Lavar las manos más 20 segundos sigue siendo importante

Después de un largo año de pandemia, hemos aprendido lo básico para mantener una buena higiene. Lavar las manos con jabón y agua mientras hacemos movimientos enérgicos se ha convertido en algo fundamental, junto con la aplicación de gel hidroalcohólico.

Si realmente queremos limpiar las manos de bacterias y virus, hay que lavarse las manos vigorosamente durante al menos 20 segundos cada vez. Al menos así lo desvela un reciente estudio por parte de South Cambridgeshire.

Lavar las manos con fuerza para eliminar el virus

Se ha creado un modelo bidimensional que captura la mecánica clave del lavado de manos. En él se revela que la efectividad del lavado de manos está relacionada con la fuerza con la que se frota, pero que el proceso aún lleva tiempo incluso cuando se realiza correctamente.

Una buena técnica de asegurarnos que estamos lavando las manos el tiempo suficiente es cantar «Cumpleaños feliz» dos veces seguidas. El lavado de manos se ha establecido durante mucho tiempo como una forma eficaz de combatir la propagación de enfermedades e infecciones, aunque la física subyacente rara vez se había estudiado.

Recordemos que es necesario limpiar nuestras manos después de ir al baño o cambiar un pañal, antes y después de manipular alimentos crudos, antes de comer o manipular alimentos, después de sonarse la nariz, estornudar o toser, antes y después de tratar heridas y después de tocar animales, incluidas las mascotas, su comida y sus jaulas.

Lavarse las manos correctamente elimina la suciedad, los virus y las bacterias para evitar que se propaguen a otras personas y objetos. Durante la pandemia de COVID-19, también es fundamental lavarse las manos antes de tocarse la cara o la mascarilla, al entrar y salir de un lugar público o al tocar un elemento o una superficie que otras personas puedan tocar con frecuencia.

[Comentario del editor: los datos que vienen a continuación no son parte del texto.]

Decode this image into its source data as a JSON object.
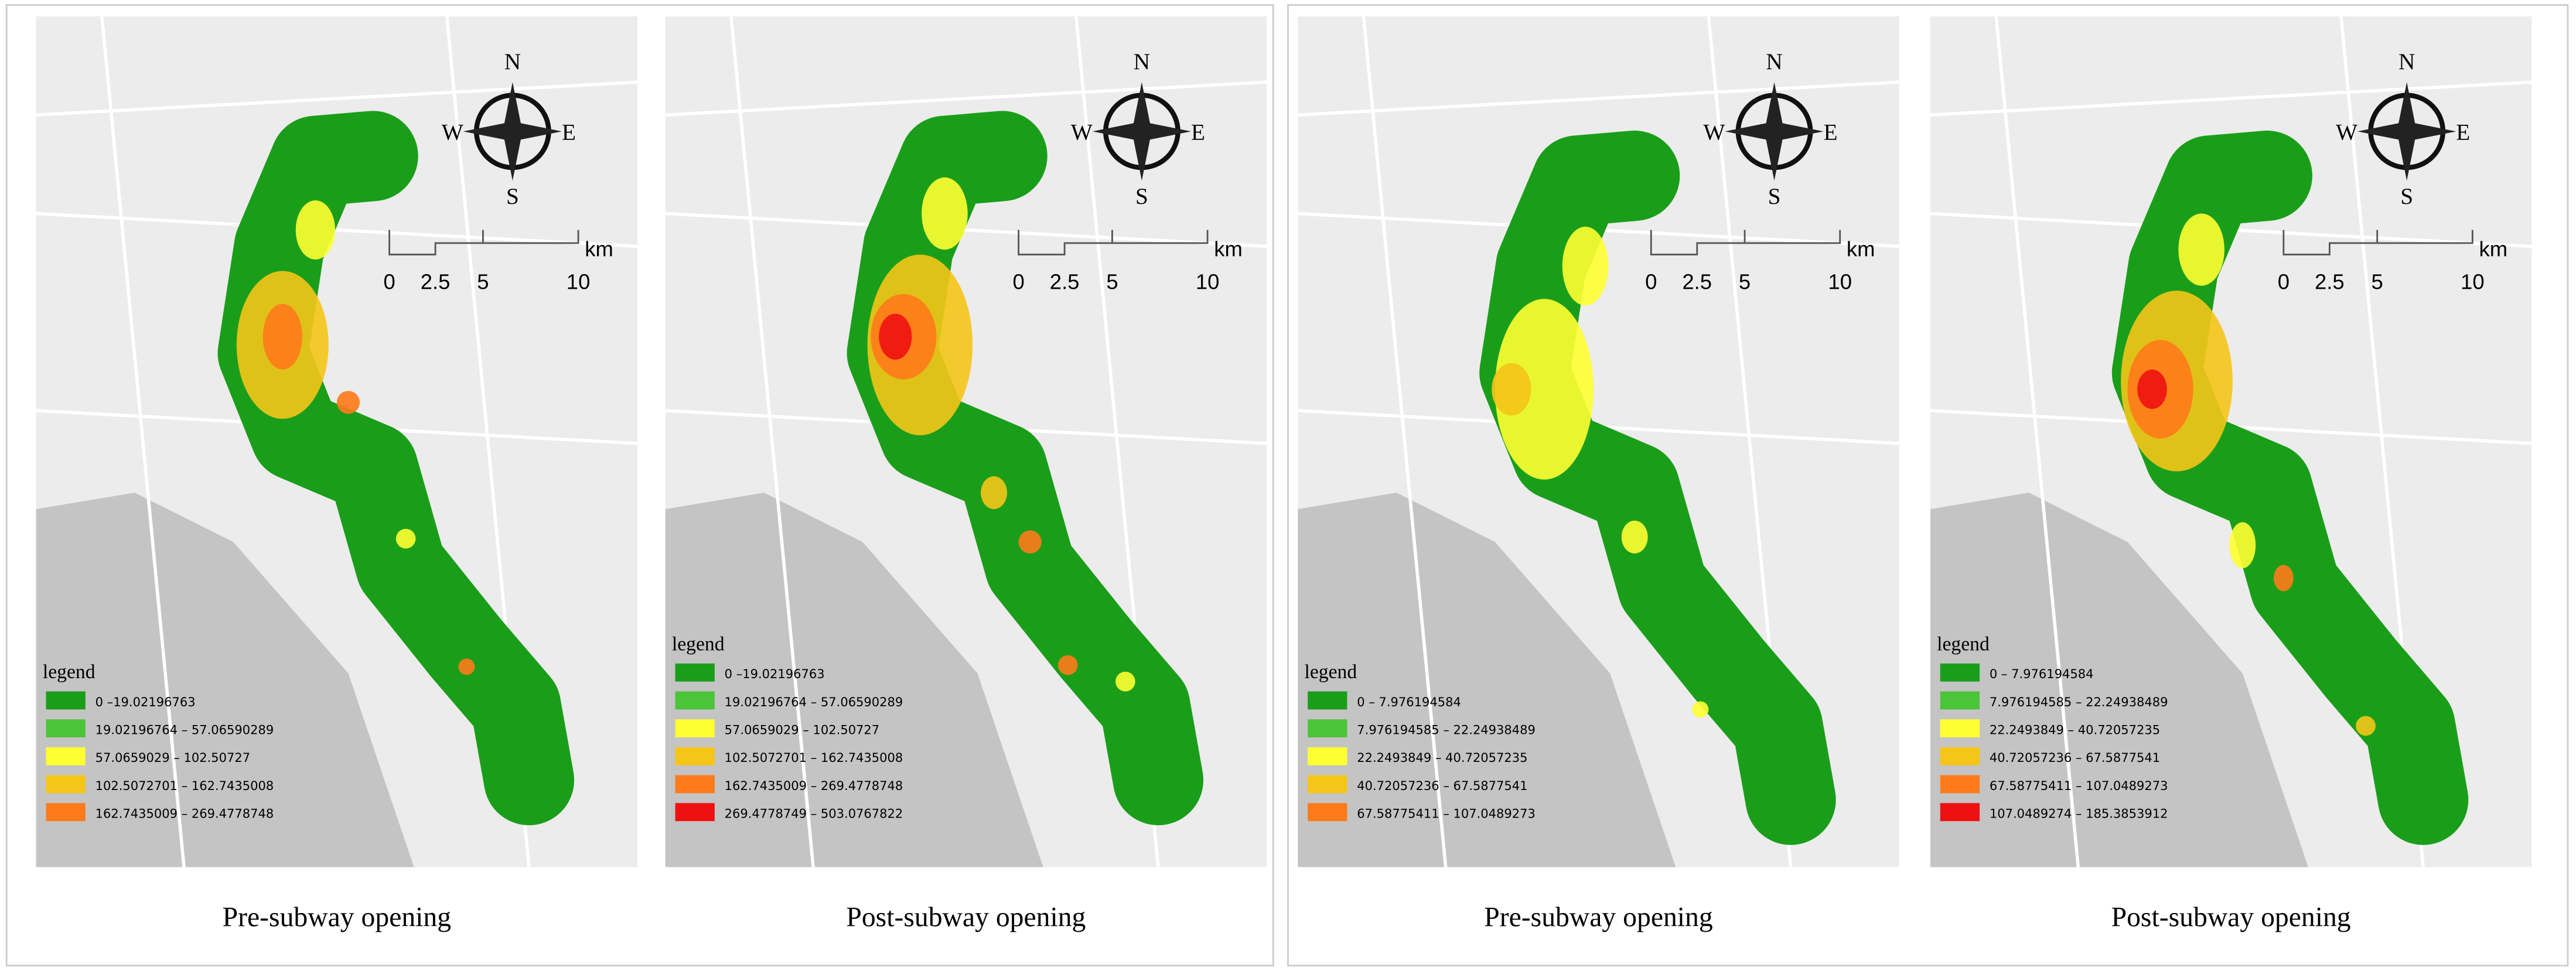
{
  "compass": {
    "n": "N",
    "e": "E",
    "s": "S",
    "w": "W"
  },
  "scale": {
    "ticks": [
      "0",
      "2.5",
      "5",
      "10"
    ],
    "unit": "km"
  },
  "panels": [
    {
      "caption": "Pre-subway opening",
      "legend": {
        "title": "legend",
        "items": [
          {
            "label": "0 –19.02196763",
            "color": "#1a9e1a"
          },
          {
            "label": "19.02196764 – 57.06590289",
            "color": "#4cc43a"
          },
          {
            "label": "57.0659029 – 102.50727",
            "color": "#ffff33"
          },
          {
            "label": "102.5072701 – 162.7435008",
            "color": "#f5c518"
          },
          {
            "label": "162.7435009 – 269.4778748",
            "color": "#ff7a1a"
          }
        ]
      }
    },
    {
      "caption": "Post-subway opening",
      "legend": {
        "title": "legend",
        "items": [
          {
            "label": "0 –19.02196763",
            "color": "#1a9e1a"
          },
          {
            "label": "19.02196764 – 57.06590289",
            "color": "#4cc43a"
          },
          {
            "label": "57.0659029 – 102.50727",
            "color": "#ffff33"
          },
          {
            "label": "102.5072701 – 162.7435008",
            "color": "#f5c518"
          },
          {
            "label": "162.7435009 – 269.4778748",
            "color": "#ff7a1a"
          },
          {
            "label": "269.4778749 – 503.0767822",
            "color": "#ee1111"
          }
        ]
      }
    },
    {
      "caption": "Pre-subway opening",
      "legend": {
        "title": "legend",
        "items": [
          {
            "label": "0 – 7.976194584",
            "color": "#1a9e1a"
          },
          {
            "label": "7.976194585 – 22.24938489",
            "color": "#4cc43a"
          },
          {
            "label": "22.2493849 – 40.72057235",
            "color": "#ffff33"
          },
          {
            "label": "40.72057236 – 67.5877541",
            "color": "#f5c518"
          },
          {
            "label": "67.58775411 – 107.0489273",
            "color": "#ff7a1a"
          }
        ]
      }
    },
    {
      "caption": "Post-subway opening",
      "legend": {
        "title": "legend",
        "items": [
          {
            "label": "0 – 7.976194584",
            "color": "#1a9e1a"
          },
          {
            "label": "7.976194585 – 22.24938489",
            "color": "#4cc43a"
          },
          {
            "label": "22.2493849 – 40.72057235",
            "color": "#ffff33"
          },
          {
            "label": "40.72057236 – 67.5877541",
            "color": "#f5c518"
          },
          {
            "label": "67.58775411 – 107.0489273",
            "color": "#ff7a1a"
          },
          {
            "label": "107.0489274 – 185.3853912",
            "color": "#ee1111"
          }
        ]
      }
    }
  ]
}
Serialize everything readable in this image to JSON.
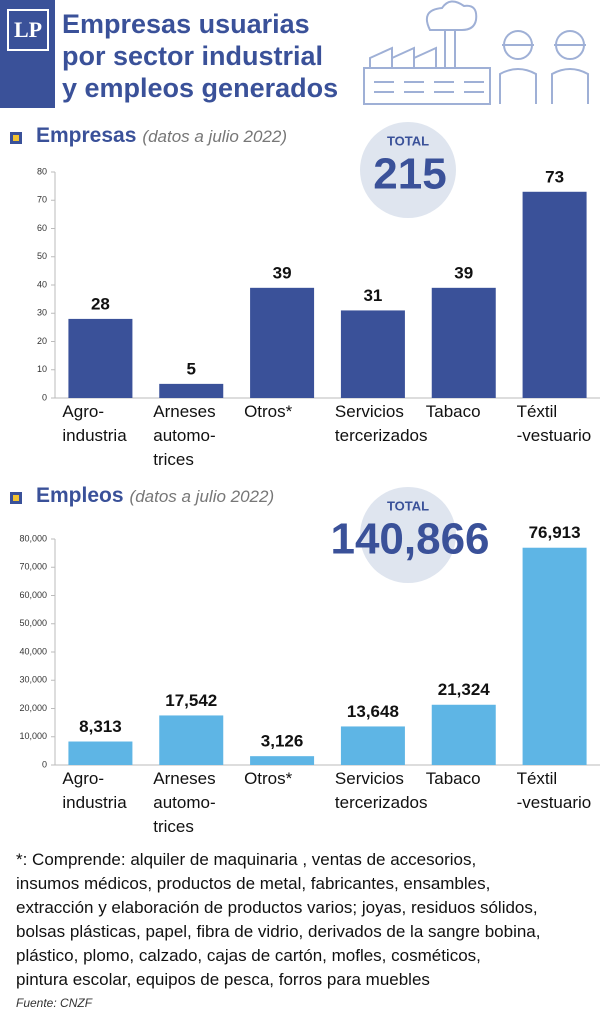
{
  "header": {
    "logo": "LP",
    "title": "Empresas usuarias\npor sector industrial\ny empleos generados"
  },
  "chart_data": [
    {
      "type": "bar",
      "title": "Empresas",
      "subtitle": "(datos a julio 2022)",
      "total": {
        "label": "TOTAL",
        "value": 215
      },
      "categories": [
        "Agro-\nindustria",
        "Arneses\nautomo-\ntrices",
        "Otros*",
        "Servicios\ntercerizados",
        "Tabaco",
        "Téxtil\n-vestuario"
      ],
      "values": [
        28,
        5,
        39,
        31,
        39,
        73
      ],
      "color": "#3a5199",
      "ylim": [
        0,
        80
      ],
      "yticks": [
        0,
        10,
        20,
        30,
        40,
        50,
        60,
        70,
        80
      ],
      "grid": false
    },
    {
      "type": "bar",
      "title": "Empleos",
      "subtitle": "(datos a julio 2022)",
      "total": {
        "label": "TOTAL",
        "value": 140866,
        "value_label": "140,866"
      },
      "categories": [
        "Agro-\nindustria",
        "Arneses\nautomo-\ntrices",
        "Otros*",
        "Servicios\ntercerizados",
        "Tabaco",
        "Téxtil\n-vestuario"
      ],
      "values": [
        8313,
        17542,
        3126,
        13648,
        21324,
        76913
      ],
      "value_labels": [
        "8,313",
        "17,542",
        "3,126",
        "13,648",
        "21,324",
        "76,913"
      ],
      "color": "#5eb5e5",
      "ylim": [
        0,
        80000
      ],
      "yticks": [
        0,
        {
          "value": 10000,
          "label": "10,000"
        },
        {
          "value": 20000,
          "label": "20,000"
        },
        {
          "value": 30000,
          "label": "30,000"
        },
        {
          "value": 40000,
          "label": "40,000"
        },
        {
          "value": 50000,
          "label": "50,000"
        },
        {
          "value": 60000,
          "label": "60,000"
        },
        {
          "value": 70000,
          "label": "70,000"
        },
        {
          "value": 80000,
          "label": "80,000"
        }
      ],
      "grid": false
    }
  ],
  "footnote": "*: Comprende: alquiler de maquinaria , ventas de accesorios,\ninsumos médicos, productos de metal, fabricantes, ensambles,\nextracción y elaboración de productos varios; joyas, residuos sólidos,\nbolsas plásticas, papel, fibra de vidrio, derivados de la sangre bobina,\nplástico, plomo, calzado, cajas de cartón, mofles, cosméticos,\npintura escolar, equipos de pesca, forros para muebles",
  "source": "Fuente: CNZF"
}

lavar las manos con agua y jabón

Realizar movimientos rápidos durante 20 segundos

El estudio analizó las manos a escala microscópica, que muestran la rugosidad de la piel como un par de superficies onduladas, separadas por una fina película de líquido, que se mueven una al lado de la otra al fregar.

Partículas como bacterias y virus terminan atrapadas en los valles de estas superficies, atrapadas en lo que el investigador llama pozos potenciales. Dado esto, para que las partículas como las bacterias y los virus se desprendan de una mano durante el lavado, la energía del flujo de agua debe ser alta como para que suban y salgan por los valles. El modelo reveló que la fuerza de este flujo depende de la velocidad a la que se frote las manos.

Específicamente, los movimientos más vigorosos eliminan las partículas con mayor facilidad. Cuando se trata de asegurarnos de que las manos estén bien limpias, los investigadores revelan que el proceso es muy parecido a limpiar una mancha en una camisa. Cuanto más rápido sea el movimiento, es más probable que se eliminen con éxito los virus y las bacterias.

«Si mueves las manos con demasiada suavidad y lentamente, entre sí, las fuerzas creadas por el fluido que fluye no son lo suficientemente grandes como para superar la fuerza que mantiene presionada la partícula«, explicó el Dr. Hammond.

No obstante, incluso cuando uno se frota vigorosamente, las partículas no se eliminan rápidamente, y el estudio indica que se necesitan 20 segundos de acción para eliminar todas las bacterias y virus potenciales. Conocer el mecanismo físico que elimina las partículas de las manos sucias puede ayudar a los investigadores a formular jabones más eficaces y respetuosos con el medio ambiente en el futuro.